The committee were appreciative of the government making an effort to address some of their concerns. Mr Grieve welcomed movement relating to legal professional privilege but suspected there is still some way to go with this. The ISC were "disappointed that the Bill does not include a clear statement on overarching privacy protections" and the protections that are in it are piecemeal and unlikely to reassure the public. It was a missed opportunity in relation to such reassurance and the chance to consolidate all legislation relating to investigatory powers operations in one place. The government are leaving some of these powers in other legislation which will not help with transparency.

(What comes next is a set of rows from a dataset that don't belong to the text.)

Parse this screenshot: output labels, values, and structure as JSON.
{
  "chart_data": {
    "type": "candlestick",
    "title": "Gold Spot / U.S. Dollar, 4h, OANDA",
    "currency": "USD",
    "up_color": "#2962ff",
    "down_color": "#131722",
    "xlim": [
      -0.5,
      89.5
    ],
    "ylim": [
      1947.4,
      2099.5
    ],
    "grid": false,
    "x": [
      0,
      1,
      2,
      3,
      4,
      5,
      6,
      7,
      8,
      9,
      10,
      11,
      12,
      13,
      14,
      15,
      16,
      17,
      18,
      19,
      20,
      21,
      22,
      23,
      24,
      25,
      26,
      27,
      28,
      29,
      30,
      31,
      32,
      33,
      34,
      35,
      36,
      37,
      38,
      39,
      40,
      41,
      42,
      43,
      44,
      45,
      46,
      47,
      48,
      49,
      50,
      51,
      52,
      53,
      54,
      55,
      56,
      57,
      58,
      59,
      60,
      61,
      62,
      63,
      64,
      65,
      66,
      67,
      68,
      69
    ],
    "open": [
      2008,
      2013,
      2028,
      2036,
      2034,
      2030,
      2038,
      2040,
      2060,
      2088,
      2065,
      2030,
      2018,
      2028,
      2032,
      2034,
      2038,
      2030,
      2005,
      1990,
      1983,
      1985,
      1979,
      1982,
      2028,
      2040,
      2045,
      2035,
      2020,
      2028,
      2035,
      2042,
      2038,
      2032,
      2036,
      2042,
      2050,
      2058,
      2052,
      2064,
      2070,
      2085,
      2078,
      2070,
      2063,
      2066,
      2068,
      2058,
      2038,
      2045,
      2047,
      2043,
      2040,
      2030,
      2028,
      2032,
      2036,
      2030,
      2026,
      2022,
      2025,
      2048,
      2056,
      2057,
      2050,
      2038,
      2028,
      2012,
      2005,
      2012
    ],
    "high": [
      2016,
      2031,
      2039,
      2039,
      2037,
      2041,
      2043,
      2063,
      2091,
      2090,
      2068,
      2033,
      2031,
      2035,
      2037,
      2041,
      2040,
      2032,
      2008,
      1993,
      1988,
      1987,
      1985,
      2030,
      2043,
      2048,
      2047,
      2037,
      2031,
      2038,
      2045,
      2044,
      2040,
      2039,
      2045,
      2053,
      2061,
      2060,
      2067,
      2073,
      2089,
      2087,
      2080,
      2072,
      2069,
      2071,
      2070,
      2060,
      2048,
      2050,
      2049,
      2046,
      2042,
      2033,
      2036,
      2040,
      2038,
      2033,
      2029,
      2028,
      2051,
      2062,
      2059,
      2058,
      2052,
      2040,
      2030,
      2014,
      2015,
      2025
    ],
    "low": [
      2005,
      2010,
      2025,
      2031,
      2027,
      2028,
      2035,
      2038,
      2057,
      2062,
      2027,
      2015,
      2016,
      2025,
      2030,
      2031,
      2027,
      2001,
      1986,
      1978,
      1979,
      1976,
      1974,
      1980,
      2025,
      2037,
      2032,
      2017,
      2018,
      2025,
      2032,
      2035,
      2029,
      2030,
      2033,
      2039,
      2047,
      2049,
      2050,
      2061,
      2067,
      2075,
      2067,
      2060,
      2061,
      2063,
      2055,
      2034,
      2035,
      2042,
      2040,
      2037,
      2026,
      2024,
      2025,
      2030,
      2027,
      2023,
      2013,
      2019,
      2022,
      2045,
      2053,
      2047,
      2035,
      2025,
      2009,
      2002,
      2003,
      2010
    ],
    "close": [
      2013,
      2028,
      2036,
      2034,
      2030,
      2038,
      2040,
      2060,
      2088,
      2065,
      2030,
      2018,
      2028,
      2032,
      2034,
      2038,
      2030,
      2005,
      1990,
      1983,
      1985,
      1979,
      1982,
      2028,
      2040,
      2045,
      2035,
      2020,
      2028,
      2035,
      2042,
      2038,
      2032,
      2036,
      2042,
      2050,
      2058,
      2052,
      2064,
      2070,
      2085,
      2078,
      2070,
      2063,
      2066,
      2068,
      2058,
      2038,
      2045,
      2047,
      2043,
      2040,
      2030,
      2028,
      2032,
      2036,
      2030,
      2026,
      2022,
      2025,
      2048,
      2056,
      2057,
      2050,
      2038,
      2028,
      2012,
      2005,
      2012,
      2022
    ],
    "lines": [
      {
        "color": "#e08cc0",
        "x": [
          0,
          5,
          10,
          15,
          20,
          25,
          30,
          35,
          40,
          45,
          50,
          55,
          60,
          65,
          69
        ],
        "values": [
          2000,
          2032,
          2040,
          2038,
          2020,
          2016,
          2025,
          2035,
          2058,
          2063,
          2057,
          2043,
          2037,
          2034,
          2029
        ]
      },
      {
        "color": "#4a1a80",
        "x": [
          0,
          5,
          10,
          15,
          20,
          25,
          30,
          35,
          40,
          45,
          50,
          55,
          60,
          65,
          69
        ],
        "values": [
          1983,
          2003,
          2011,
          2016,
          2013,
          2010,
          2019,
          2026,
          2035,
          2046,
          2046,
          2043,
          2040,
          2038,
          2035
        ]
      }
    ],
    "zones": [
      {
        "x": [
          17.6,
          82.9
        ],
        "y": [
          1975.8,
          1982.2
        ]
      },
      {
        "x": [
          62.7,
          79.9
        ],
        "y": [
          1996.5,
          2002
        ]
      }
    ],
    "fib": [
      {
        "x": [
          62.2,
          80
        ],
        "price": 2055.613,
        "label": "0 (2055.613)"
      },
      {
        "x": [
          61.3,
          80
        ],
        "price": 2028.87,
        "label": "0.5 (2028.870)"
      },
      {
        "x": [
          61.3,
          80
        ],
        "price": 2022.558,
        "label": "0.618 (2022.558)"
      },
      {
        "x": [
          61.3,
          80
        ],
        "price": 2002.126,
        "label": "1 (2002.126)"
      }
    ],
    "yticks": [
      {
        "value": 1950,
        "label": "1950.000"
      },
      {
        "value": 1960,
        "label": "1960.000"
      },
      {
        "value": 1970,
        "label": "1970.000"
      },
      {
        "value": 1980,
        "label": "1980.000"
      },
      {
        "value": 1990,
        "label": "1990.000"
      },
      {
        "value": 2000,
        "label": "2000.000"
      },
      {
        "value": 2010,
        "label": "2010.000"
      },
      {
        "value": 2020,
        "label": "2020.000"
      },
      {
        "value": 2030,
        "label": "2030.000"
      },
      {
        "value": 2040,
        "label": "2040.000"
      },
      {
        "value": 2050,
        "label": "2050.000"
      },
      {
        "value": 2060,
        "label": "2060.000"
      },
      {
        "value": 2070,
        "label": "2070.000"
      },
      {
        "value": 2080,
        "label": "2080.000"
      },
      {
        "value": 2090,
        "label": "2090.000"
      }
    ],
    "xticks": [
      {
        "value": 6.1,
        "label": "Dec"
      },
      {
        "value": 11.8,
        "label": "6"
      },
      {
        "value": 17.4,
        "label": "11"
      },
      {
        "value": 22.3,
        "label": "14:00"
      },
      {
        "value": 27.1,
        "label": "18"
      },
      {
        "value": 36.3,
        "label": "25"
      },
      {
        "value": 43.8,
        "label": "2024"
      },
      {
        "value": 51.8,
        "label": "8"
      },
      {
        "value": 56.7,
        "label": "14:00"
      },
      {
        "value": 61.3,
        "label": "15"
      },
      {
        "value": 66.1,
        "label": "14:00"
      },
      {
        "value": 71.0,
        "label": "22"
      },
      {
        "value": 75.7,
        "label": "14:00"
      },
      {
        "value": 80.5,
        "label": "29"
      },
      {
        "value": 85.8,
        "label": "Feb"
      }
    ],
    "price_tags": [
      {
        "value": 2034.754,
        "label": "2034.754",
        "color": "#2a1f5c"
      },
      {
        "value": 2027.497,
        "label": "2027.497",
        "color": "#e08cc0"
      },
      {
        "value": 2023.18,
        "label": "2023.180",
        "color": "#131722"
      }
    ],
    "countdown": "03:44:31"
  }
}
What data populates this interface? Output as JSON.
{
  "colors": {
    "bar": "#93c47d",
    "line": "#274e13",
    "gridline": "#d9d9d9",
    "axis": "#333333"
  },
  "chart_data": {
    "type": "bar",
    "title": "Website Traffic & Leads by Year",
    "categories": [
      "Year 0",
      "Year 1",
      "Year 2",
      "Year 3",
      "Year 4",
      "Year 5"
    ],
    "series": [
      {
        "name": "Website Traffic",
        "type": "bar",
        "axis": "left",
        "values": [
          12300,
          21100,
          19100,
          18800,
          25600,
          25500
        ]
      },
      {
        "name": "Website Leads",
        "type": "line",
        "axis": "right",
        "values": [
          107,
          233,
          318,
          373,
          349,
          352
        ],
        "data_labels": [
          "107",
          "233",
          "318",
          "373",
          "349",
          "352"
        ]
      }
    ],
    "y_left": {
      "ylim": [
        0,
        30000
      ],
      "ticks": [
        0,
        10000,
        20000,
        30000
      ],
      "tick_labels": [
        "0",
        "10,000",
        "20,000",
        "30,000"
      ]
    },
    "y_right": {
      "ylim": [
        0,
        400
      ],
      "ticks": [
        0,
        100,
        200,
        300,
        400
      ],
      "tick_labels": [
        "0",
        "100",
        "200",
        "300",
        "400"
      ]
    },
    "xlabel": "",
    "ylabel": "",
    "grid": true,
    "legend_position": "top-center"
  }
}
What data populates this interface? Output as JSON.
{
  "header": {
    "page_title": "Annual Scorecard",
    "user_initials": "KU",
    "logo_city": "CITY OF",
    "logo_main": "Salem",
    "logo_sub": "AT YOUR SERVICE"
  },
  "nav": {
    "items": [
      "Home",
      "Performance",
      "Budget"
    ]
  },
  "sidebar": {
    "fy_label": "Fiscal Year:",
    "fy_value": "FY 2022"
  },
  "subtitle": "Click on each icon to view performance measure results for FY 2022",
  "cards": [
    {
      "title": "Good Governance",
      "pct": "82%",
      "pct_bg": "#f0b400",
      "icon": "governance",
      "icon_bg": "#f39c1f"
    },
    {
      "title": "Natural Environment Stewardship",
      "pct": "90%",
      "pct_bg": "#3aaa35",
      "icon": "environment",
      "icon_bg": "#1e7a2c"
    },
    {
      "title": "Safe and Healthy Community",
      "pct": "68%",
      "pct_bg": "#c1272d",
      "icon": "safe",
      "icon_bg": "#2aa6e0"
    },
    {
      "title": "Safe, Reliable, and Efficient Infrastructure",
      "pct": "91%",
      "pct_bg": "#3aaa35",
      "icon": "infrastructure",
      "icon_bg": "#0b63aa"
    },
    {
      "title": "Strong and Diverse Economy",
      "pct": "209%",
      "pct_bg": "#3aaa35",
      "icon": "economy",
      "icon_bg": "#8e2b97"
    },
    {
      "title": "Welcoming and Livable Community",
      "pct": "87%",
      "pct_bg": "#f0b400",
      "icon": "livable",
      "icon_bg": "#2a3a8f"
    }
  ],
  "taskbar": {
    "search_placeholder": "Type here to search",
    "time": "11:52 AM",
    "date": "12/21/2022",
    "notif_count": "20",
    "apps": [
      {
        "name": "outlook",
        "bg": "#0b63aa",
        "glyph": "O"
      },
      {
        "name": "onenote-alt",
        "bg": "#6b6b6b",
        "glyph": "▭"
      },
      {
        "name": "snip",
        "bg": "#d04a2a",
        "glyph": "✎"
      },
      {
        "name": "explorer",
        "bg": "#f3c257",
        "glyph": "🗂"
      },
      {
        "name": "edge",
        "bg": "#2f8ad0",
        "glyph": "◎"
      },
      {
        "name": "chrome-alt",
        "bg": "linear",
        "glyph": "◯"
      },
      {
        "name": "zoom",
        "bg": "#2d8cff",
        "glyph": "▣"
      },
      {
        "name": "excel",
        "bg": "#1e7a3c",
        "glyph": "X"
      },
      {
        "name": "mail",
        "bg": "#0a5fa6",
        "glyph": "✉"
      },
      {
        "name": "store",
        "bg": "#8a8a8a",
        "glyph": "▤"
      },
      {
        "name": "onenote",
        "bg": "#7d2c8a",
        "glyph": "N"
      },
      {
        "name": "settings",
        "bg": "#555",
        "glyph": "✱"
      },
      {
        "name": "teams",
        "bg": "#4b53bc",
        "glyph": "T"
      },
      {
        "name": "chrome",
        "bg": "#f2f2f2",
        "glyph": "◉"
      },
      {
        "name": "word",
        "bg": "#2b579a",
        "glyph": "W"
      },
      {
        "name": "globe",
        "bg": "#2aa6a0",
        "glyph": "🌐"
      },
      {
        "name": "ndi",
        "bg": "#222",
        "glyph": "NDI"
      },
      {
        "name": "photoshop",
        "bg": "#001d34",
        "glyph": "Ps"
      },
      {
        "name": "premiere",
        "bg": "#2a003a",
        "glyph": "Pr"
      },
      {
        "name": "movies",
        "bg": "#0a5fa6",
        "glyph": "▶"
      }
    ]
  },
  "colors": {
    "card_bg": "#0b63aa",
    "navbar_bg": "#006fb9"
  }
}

One of the ISCs most pressing concerns was the lack of consistency on safeguards relating to authorisation procedures for the examination of communications data. The government response to this was that it would be too burdensome for senior officers if they make the processes consistent. The unspoken suggestion from government is that we can rely on the authorities not to misbehave.

The ISC were also seriously concerned about the authorisation process for bulk equipment interference. They have since accepted reassurance from the government that there will be consistency between the authorisation of bulk equipment interference and bulk interception. But in both cases they are withholding their stamp of approval until they see satisfactory detailed safeguards.

A third substantial concern of the ISC was the authorisation process around bulk personal datasets. The bulk of this data relates to innocent people.  There can be no substantive oversight of the mass intrusion into the lives of vast numbers of innocent people, if class based authorisations remain in the Bill. Ministers should authorise retention of personal datasets. The government rejected this idea as "too onerous" for ministers. The ISC responded that there was therefore an opportunity to expand the role of investigatory powers commissioners in this area. Class based authorisation must be removed from the Bill and it is not an excuse to say they're needed but too difficult to monitor with the requisite degree of care to avoid abuse.

There were a whole collection of other issues Mr Grieve did not have time, in his alloted 8 minutes, to put to the House but he did want to conclude with two further important ones. Firstly the ISC has not seen the full list of operational purposes underpinning the bulk powers in the IP Bill. This is absolutely fundamental and he hopes the committee will get to see this list before the Bill gets passed and becomes law. They had seen examples of operational purposes which appeared valid as far as they went.

The last concern he raised was that the ISC felt it would be appropriate if they were given the power to raise any concerns they might develop over the use of investigatory powers to the Investigatory Powers Tribunal.

Mr Grieve rounded off by saying the Bill was important and well-intentioned and he would support the government on the 2nd reading but that there were still improvements to be made to respect fundamental liberties.

The impression I came away with is that Mr Grieve is well intentioned, has a good grasp of the legal issues but not necessarily of the technology. A collection of briefings from a smart and articulate collection of techies might go a long way to helping. I'd suggest perhaps Ross Anderson, John Naughton, Richard Clayton and Ian Brown to begin with.

And if any Open University T171 alumni trip across this piece, there was a lovely animation in that course demonstrating the difference between circuit and packet switching that could prove very instructive for any MP struggling with the notion that there is a difference beween itemised phone bills and internet connection records. There's a pdf capture of the website here. The animations I'm interested in would have come at the end of Module 2 Section 2.7 of that version of the course. If anyone has portable versions of those animations or links to archived versions I'd appreciate a copy or pointer.